When Trump, for example, sought to use the Alien Enemies Act to carry out his mass deportation campaign, he cited Maduro as a threat to justify the use of the wartime law.

Maduro has masterminded an “invasion” of the US by the Venezuelan gang Tren de Aragua, Trump and his officials have argued, without providing proof.

But recent intelligence reports from the US government contradict that claim. In May, a declassified memo from the Office of the Director of National Intelligence found no evidence that Maduro is directing the gang.

Gustavo Petro, wearing a red scarf and lifting his arms to point at the sky
Colombian President Gustavo Petro is a vocal critic of Donald Trump [Luisa Gonzalez/Reuters]

‘A death trap’

Similarly, Trump has accused Petro, Colombia’s president, of allowing illicit drugs to flow out of his country. Colombia has long been the world’s largest producer of coca, the raw ingredient for cocaine and other products.

Calling Petro “a thug and a bad guy”, Trump warned on Wednesday he would consider taking action against the outgoing Colombian leader, who is slated to leave office in 2026.
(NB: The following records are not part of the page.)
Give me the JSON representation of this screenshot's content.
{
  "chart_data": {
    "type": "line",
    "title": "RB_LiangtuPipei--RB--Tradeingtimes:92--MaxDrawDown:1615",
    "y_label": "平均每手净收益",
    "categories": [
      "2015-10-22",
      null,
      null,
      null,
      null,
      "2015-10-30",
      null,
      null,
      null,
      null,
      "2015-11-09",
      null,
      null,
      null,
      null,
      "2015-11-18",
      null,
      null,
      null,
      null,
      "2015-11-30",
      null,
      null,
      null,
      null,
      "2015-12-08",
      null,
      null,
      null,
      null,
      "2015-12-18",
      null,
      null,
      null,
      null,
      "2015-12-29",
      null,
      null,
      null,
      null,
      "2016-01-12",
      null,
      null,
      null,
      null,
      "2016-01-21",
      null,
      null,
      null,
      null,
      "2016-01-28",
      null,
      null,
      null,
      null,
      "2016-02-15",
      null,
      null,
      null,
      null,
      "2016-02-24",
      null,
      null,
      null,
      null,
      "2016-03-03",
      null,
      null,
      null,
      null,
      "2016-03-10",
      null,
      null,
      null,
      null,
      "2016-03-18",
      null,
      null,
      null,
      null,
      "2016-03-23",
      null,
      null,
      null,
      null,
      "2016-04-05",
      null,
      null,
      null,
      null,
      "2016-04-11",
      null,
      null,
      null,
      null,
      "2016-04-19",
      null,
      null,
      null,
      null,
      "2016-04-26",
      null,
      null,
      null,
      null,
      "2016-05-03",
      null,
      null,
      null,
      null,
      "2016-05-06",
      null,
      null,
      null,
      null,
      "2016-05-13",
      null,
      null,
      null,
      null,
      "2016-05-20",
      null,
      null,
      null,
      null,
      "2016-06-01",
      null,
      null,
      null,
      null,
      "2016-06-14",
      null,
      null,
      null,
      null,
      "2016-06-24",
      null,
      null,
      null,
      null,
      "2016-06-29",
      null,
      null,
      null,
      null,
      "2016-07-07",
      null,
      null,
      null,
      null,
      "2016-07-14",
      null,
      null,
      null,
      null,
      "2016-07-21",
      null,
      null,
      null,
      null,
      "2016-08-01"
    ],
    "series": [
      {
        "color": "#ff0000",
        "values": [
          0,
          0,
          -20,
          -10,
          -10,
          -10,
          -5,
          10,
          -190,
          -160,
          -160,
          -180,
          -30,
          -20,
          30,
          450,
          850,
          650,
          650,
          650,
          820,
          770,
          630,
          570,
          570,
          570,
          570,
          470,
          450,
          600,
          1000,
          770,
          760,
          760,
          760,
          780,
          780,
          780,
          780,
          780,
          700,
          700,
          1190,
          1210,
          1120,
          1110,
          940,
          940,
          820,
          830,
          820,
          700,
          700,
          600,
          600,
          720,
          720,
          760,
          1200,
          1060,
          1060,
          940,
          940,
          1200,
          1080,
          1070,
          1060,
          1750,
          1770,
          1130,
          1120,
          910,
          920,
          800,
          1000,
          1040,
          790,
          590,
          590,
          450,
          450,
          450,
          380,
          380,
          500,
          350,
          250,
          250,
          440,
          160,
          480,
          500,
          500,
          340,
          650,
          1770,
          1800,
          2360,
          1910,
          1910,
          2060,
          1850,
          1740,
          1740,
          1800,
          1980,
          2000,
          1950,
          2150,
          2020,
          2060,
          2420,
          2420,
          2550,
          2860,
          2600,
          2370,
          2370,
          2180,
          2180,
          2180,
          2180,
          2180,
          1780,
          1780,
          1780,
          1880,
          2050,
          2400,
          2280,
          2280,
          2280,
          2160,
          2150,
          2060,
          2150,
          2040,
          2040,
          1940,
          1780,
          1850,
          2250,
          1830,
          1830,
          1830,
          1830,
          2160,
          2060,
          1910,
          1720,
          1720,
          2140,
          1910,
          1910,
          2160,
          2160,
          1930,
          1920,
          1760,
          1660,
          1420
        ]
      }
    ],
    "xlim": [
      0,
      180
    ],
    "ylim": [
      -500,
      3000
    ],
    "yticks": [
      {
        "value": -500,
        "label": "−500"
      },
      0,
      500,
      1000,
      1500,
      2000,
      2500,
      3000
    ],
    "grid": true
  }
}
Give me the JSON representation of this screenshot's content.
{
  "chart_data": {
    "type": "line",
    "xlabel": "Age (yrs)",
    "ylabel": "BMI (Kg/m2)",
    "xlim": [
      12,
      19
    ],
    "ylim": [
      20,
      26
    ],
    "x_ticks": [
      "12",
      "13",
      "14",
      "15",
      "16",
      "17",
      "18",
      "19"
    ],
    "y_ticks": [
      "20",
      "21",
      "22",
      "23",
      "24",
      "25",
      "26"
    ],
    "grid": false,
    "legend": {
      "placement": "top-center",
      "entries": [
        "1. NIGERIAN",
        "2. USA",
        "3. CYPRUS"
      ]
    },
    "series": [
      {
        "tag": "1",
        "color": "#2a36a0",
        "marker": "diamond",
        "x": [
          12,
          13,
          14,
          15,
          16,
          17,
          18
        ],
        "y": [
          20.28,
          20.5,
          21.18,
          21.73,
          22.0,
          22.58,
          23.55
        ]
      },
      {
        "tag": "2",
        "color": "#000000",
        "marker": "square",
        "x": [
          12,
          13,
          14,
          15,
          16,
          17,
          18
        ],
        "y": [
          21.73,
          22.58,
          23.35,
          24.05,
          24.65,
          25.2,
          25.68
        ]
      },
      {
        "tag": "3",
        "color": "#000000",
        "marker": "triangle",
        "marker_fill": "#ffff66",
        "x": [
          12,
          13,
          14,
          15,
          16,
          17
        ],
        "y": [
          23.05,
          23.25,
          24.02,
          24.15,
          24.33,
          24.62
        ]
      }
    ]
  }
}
“He’d better watch it, or we’ll take very serious action against him and his country,” Trump said. “What he has led his country into is a death trap.”

Petro responded shortly afterwards on the social media platform X, threatening to sue Trump and his officials in a US court for slander.

“I will always be against genocide and assassinations of power in the Caribbean,” he wrote.

A former left-wing rebel, Petro has styled himself as a prominent critic of Trump among world leaders. He and Trump have clashed repeatedly over deportations and the ongoing “war on drugs”.

While Trump argued in a recent memo to the US Congress that drug traffickers were “unlawful combatants”, Petro has maintained that some of the victims of the US’s bombing campaign were little more than local fishermen.

“Fisherman Alejandro Carranza had no ties to drug trafficking and his daily activity was fishing,” Petro wrote on social media last week, highlighting the case of one Colombian man reportedly killed in the strikes.

Petro then accused the US government of committing crimes: “US government officials have committed murder and violated our sovereignty in territorial waters.”